Apple shares, which have fallen about 7% since the US made moves to curb Huawei Technologies earlier this month, have a near-term floor at $160, about 10% below price they were trading yesterday, according to analysts at Morgan Stanley.
“We expect shares to remain choppy,” analysts led by Katy Huberty wrote in a note.
“Near term, the greatest risk to Apple is that Chinese consumers meaningfully slow their purchases of Apple products, which would likely cause another round of estimate cuts,” she said.
The analysts estimate that the iPhone giant could see a 23% hit to fiscal 2020 earnings in a worst-case scenario of the US placing a blanket 25% tax on all Chinese imports.
A profit reduction of around 19% is, however, more likely, given that Apple may raise prices to mitigate the impact, they said.
Morgan Stanley doesn’t expect China to formally ban iPhone sales, given that the devices are produced in the country.
Analysts have been seeking to quantify the potential impact that Chinese retaliation could have on the company, with Goldman Sachs last week estimating a 29% hit to earnings if China were to ban sales of Apple’s products, and brokerage Cowen saying that fiscal 2020 profit could fall 26% on an iPhone ban.
Morgan Stanley has reiterated its overweight recommendation on Apple though the analysts trimmed their price target to $231 from $240, citing peer multiple contraction.

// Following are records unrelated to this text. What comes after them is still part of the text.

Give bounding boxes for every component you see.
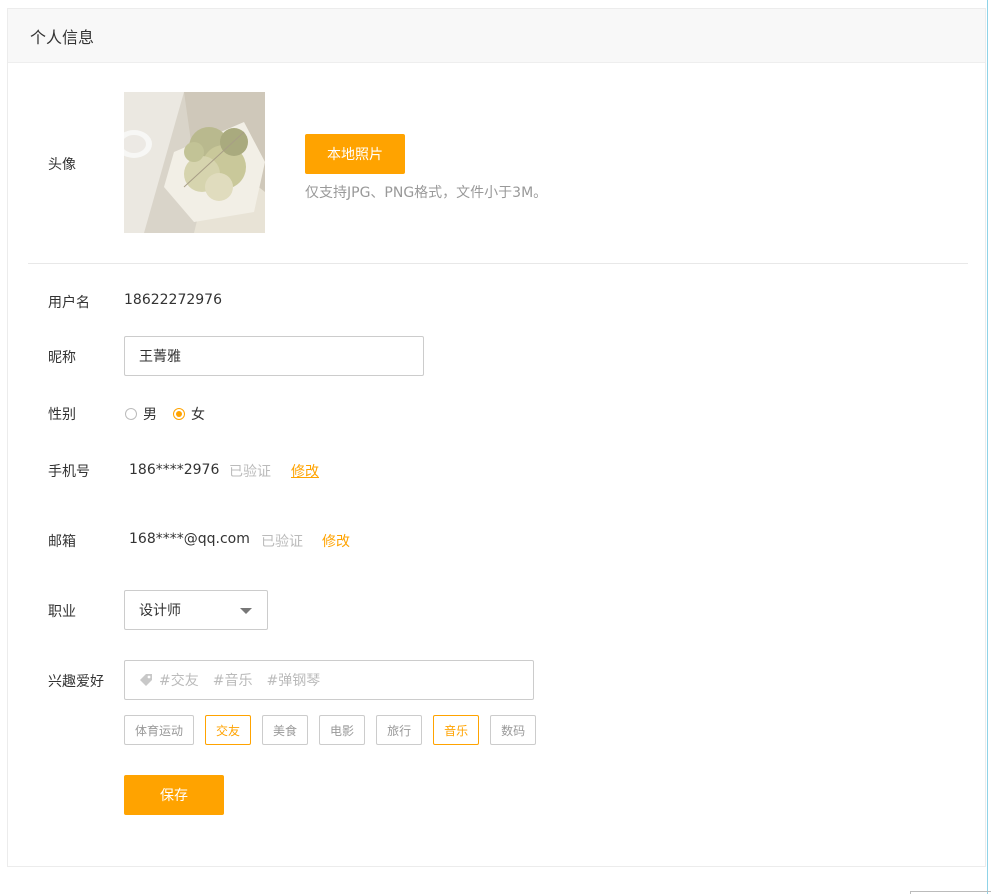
interest-chip-social[interactable]: 交友 <box>205 715 252 745</box>
avatar-label: 头像 <box>48 157 76 173</box>
save-button[interactable]: 保存 <box>124 775 224 815</box>
gender-female-label: 女 <box>191 407 205 423</box>
occupation-label: 职业 <box>48 604 76 620</box>
nickname-label: 昵称 <box>48 350 76 366</box>
gender-option-female[interactable]: 女 <box>173 404 205 424</box>
username-label: 用户名 <box>48 295 90 311</box>
phone-edit-link[interactable]: 修改 <box>291 461 319 481</box>
interest-chip-music[interactable]: 音乐 <box>433 715 480 745</box>
upload-hint: 仅支持JPG、PNG格式，文件小于3M。 <box>305 185 548 201</box>
interests-label: 兴趣爱好 <box>48 674 104 690</box>
radio-female[interactable] <box>173 408 185 420</box>
gender-option-male[interactable]: 男 <box>125 404 157 424</box>
avatar-image <box>124 92 265 233</box>
gender-radio-group: 男 女 <box>125 404 221 424</box>
panel-header: 个人信息 <box>8 9 985 63</box>
interest-chip-movies[interactable]: 电影 <box>319 715 366 745</box>
interest-chips: 体育运动 交友 美食 电影 旅行 音乐 数码 <box>124 715 547 745</box>
email-value: 168****@qq.com <box>129 531 250 547</box>
phone-status: 已验证 <box>229 464 271 480</box>
email-label: 邮箱 <box>48 534 76 550</box>
email-status: 已验证 <box>261 534 303 550</box>
avatar-photo <box>124 92 265 233</box>
gender-label: 性别 <box>48 407 76 423</box>
right-edge-line <box>987 0 988 894</box>
interest-chip-food[interactable]: 美食 <box>262 715 309 745</box>
radio-male[interactable] <box>125 408 137 420</box>
phone-label: 手机号 <box>48 464 90 480</box>
email-edit-link[interactable]: 修改 <box>322 531 350 551</box>
nickname-input[interactable] <box>124 336 424 376</box>
gender-male-label: 男 <box>143 407 157 423</box>
corner-line <box>910 891 991 892</box>
page-title: 个人信息 <box>30 27 95 47</box>
interests-input[interactable]: #交友 #音乐 #弹钢琴 <box>124 660 534 700</box>
section-divider <box>28 263 968 264</box>
tag-icon <box>140 674 152 686</box>
username-value: 18622272976 <box>124 292 222 308</box>
interest-tag: #弹钢琴 <box>266 673 321 689</box>
chevron-down-icon <box>240 608 252 614</box>
interest-tag: #音乐 <box>212 673 253 689</box>
phone-value: 186****2976 <box>129 462 220 478</box>
occupation-select[interactable]: 设计师 <box>124 590 268 630</box>
interest-tag: #交友 <box>159 673 199 689</box>
occupation-value: 设计师 <box>139 603 181 619</box>
interest-chip-travel[interactable]: 旅行 <box>376 715 423 745</box>
interest-chip-sports[interactable]: 体育运动 <box>124 715 195 745</box>
interest-chip-digital[interactable]: 数码 <box>490 715 537 745</box>
upload-photo-button[interactable]: 本地照片 <box>305 134 405 174</box>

However, Bank of America analyst Wamsi Mohan takes a different view.
Apple’s slump thus far this month could mean that risks from an escalating US trade war with China are already reflected in the stock, he said.
“We view risks related to China tariffs as priced in,” Mr Mohan wrote in a note to clients. He affirmed his buy rating and $230 price target, a view that implies upside of nearly 30%.
The firm’s positive stance stems from a “stabilisation of iPhones, capital return programme, ramp in services and potential for new products,” Mr Mohan said.
Shares of Apple rose as much as 1% in the latest session. The stock remains down about 16% from its May highs.
The recent pressure has come amid the Trump administration’s blacklisting of Huawei Technologies.